Despite that the gardens look so bleak and unappealing in early spring, the ritual has begun of my peering intently at the newly-snow-and-ice-released soil, dark with its damp condition, looking for any signs of emerging life. I had hoped that the newest transplants from the ravine last summer, wild ginger, would reappear and begin to thrive in our garden, but it's a faint hope. I shouldn't complain, given the wild success of transplanting foamflower and Jack-in-the-Pulpits and trilliums.


The spears of tulip foliage began to emerge a week ago, green, tinged with red, and that's always exciting. Those tiny spring flowers whose name I've long forgotten from bulbs planted at some dim point in the garden's history have sent out their delicate spears, and in the front garden their emerging purple flowerheads so alike that of tiny irises are awaiting sun to fully open.
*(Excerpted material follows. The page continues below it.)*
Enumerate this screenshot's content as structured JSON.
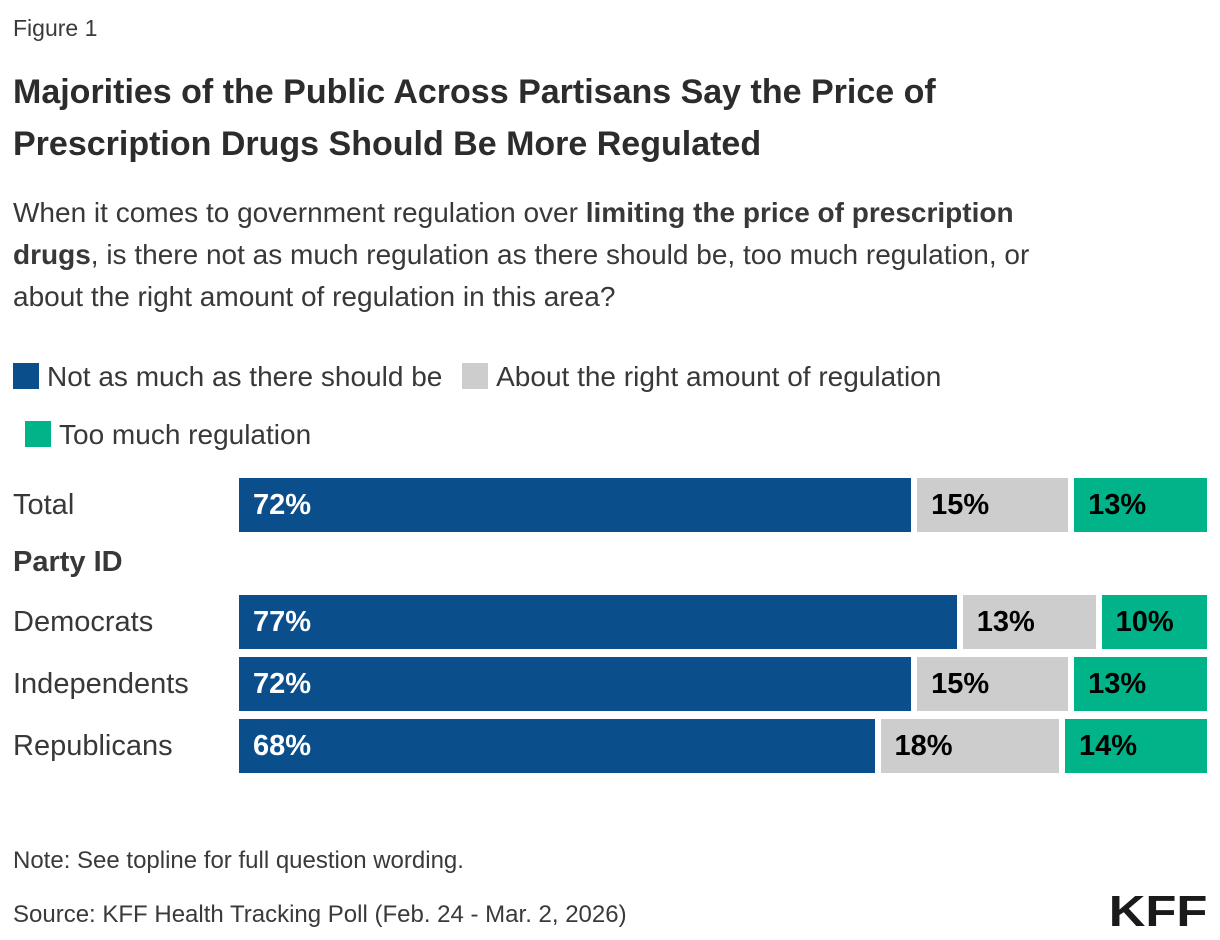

Beside the garden sheds the curly branches of the corkscrew hazel, planted about fifteen years ago, haven't yet put out their catkins, but I guess it won't be long. That poor tree has been tormented for the last three or four years by a seasonal influx of Japanese beetles, hungry for the foliage and in their vast numbers creating real green chaos.


In the ravine yesterday afternoon we saw the emerging green foliage -- minuscule as yet but unmistakable -- of honeysuckle shrubs, so things are steadily moving along. As the sheets of snow and ice recede -- and it's all picking up pace -- the soil of the forest floor is being steadily released from the icy grip of frost and before long we'll see those old familiar little triangular streaked leafs of trout lilies and eventually the shy little yellow heads of the lilies themselves.


Jackie and Jillie were all excited yesterday about coming across two of their little pals, terriers they've known all their (admittedly short) lives, the companions of a young man we've known for years, who informed us that the hip cancer of the older of the two (15 years) has returned and he doesn't want to put him through chemotherapy again. He's had the little fellow since he was only eleven years old himself, sharing the years together since then, but he said he's trying to be realistic.


Knowing nothing of all of this, the still-sprightly little guy and his companion along with Jackie and Jillie crowded around my husband for the dispensation of edibles, happy in the moment, and I suppose that's about all we can hope for and look forward to and appreciate at certain uncertain times in our lives.

They forged on and so did we, on a day whose mood seemed to match this new information, since it was cold at 5C, with a bit of a nasty wind and heavily overcast. Whereas Jackie and Jillie have been able to get out without having to wear anything against the cold, yesterday their light-weight coats were needed for comfort.

The day before, we had seen a pair of Mallards steaming along down in the meltwater-swollen creek, when we looked down from the height above. Yesterday, coming over the last of the bridges that ford the creek we looked for them again, but nowhere were they to be seen. What we did see was a small black-and-white hairy woodpecker. We'd actually seen him the day before, but he'd quickly flown off. Woodpeckers too have returned from the boreal forest to spend their time in our forest to nest.


Once again the little woodpecker was there, but instead of pecking away at the tree he'd been fastened to yesterday, he was on the bank of the creek opposite where we stood, and hammering delicately away at a hole in the soil, oblivious of our presence, and quite preoccupied.

When we eventually finished our circuit on the forest trails for the day and returned to street level out of the ravine, as we walked down the street toward our house, we could see the lumpy, furry form of one of the raccoons hurrying across the street from the ravine toward the porch to reach his afternoon snack post.